United states

Biden says gun violence has turned US communities into ‘killing fields’

Biden said the package he signed into law represented an “important start” but more needed to be done to curb the alarming rate of shootings.

“Now is the time to energize this movement because it is our duty to the people of the nation. We owe it to the families in Buffalo, where a grocery store turned into a killing field. That’s what we owe to the families in Uvalde, where there’s an elementary school. That’s what we owe to those families in Highland Park, where the 4th of July parade turned into a killing field,” Biden said.

The president continued: “This is what we owe to all those families represented here today and across the country over the past many years in our schools, places of worship, workplaces, stores, music festivals, nightclubs and so many other everyday places, which became killing fields.”

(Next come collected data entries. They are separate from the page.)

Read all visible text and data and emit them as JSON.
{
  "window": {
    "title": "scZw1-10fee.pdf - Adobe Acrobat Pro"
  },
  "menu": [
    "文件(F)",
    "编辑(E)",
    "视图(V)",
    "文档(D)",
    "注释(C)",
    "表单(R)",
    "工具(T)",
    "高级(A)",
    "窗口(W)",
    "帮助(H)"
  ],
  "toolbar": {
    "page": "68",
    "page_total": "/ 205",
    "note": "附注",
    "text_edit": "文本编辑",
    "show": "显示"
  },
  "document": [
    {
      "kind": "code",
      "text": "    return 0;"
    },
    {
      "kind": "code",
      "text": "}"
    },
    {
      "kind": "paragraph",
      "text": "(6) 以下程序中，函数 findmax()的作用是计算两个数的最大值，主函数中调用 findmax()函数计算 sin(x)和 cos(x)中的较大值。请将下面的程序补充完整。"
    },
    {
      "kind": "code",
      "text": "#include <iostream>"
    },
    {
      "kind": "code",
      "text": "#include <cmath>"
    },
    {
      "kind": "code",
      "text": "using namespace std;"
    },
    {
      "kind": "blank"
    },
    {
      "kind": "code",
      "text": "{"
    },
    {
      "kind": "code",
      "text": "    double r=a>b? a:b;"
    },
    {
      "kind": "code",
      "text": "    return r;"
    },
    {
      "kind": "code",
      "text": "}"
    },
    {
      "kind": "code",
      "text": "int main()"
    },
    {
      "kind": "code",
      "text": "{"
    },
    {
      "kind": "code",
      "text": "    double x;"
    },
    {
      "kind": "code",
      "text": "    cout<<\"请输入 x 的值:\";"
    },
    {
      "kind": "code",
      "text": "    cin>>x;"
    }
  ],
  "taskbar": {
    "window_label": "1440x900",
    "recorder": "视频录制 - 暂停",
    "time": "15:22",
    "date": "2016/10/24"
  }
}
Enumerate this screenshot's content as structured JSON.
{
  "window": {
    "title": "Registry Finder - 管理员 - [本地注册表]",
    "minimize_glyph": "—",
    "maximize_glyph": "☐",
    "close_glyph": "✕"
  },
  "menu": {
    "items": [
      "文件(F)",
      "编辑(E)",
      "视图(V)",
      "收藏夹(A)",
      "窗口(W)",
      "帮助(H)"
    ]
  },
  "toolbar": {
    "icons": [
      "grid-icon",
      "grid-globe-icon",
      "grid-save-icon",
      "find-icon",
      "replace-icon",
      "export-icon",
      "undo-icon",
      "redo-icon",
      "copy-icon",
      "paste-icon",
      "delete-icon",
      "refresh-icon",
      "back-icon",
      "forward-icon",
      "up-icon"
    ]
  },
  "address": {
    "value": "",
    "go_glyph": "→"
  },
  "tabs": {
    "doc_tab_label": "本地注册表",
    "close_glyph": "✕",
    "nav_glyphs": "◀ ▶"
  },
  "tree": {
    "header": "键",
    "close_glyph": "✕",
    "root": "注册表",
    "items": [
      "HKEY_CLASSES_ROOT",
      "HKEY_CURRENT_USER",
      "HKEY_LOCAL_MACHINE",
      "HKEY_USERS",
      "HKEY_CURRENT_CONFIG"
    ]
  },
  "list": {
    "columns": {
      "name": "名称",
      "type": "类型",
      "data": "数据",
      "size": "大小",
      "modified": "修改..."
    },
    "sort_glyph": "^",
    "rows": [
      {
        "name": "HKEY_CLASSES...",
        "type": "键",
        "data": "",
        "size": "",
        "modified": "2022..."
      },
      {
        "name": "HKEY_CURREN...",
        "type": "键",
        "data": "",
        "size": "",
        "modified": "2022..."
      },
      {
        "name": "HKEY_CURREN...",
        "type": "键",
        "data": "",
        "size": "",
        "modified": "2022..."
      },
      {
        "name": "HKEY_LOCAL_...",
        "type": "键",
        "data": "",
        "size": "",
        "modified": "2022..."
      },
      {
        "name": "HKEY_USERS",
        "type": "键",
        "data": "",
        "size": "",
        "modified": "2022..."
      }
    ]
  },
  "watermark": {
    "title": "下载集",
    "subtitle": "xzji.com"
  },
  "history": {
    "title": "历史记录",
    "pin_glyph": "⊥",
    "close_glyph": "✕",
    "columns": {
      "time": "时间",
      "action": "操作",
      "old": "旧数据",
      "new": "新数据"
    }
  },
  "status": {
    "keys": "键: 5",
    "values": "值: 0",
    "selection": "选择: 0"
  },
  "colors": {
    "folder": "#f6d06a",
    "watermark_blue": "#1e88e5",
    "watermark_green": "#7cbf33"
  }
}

The president hosted victims of mass shootings from Columbine to Highland Park at a White House event marking the federal gun safety legislation he signed into law last month. The new law is the most significant federal law to address gun violence since the 1994 assault weapons ban, which expired in 2004.

But the president acknowledged Monday that the law fell far short of what he and his party had advocated to stop the alarming rate of mass shootings in the United States.

“It won’t save every life from the epidemic of gun violence, but if this law had been in place years ago, even this last year, lives would have been saved.” It matters. It matters. But it’s not enough, and we all know that,” the president said.

Biden was interrupted during his speech by Manuel Oliver, whose son was killed in the 2018 shooting at Marjory Stoneman Douglas High School in Parkland, Florida. Oliver has been critical of the administration’s actions against gun violence and said the new gun safety law doesn’t go far enough.

The White House said the event was attended by mass shooting survivors from Columbine, Virginia Tech, Aurora, Tucson, Sandy Hook, Parkland, Santa Fe, Uvalde, Buffalo and Highland Park, as well as “survivors and family members of the everyday acts of gun violence that doesn’t make national headlines.” Cabinet members and elected officials from communities affected by gun violence also attended.

The president said he has spent so much time with the families of shooting victims over the years that he has become “personal friends” with many. He thanked the families for their relentless advocacy for tougher gun laws “to make sure other families don’t experience the same loss and pain.”

The president said he was determined to ban assault weapons and high-capacity magazines, which face strong odds of passing Congress given the thin Democratic majorities in both chambers, saying: “I’m not going to stop until I let’s do ”

Biden touted the investments the new legislation makes in community violence prevention, including $750 million to help states implement and manage crisis intervention programs. The money can be used to implement and manage red flag programs — which, through court orders, can temporarily prevent individuals in crisis from accessing firearms — and for other crisis intervention programs such as mental health courts, drug courts and veterans courts.

It also closes a long-standing loophole in domestic violence law known as the boyfriend loophole, which bars people who have been convicted of domestic violence offenses against spouses, partners with whom they have children or partners, with whom they cohabited, from having weapons. The old laws did not include intimate partners who could not live together, be married or share children.

Just before signing the law last month, Biden praised the families of gun violence victims he met with. He said their activism in the face of loss made a difference.

“I want to especially thank the families that Jill and I (met), many of whom we sat with for hours across the country. There are so many we have come to know who have lost their souls to an epidemic of gun violence. They’ve lost their child, their husband, their wife,” Biden said.

“Nothing will fill that void in their hearts. But they took the road so other families won’t have the experience and pain and trauma they had to go through.”

Titled the Bipartisan Safer Communities Act, the bill was introduced by Republican Senators John Cornyn of Texas and Tom Tillis of North Carolina and Democratic Senators Chris Murphy of Connecticut and Kirsten Sinema of Arizona.

This came after the recent mass shootings at an elementary school in Uvalde, Texas, and a supermarket in Buffalo, New York, which was in a predominantly black neighborhood.

This story was updated with additional developments on Monday.

CNN’s Donald Judd contributed to this report.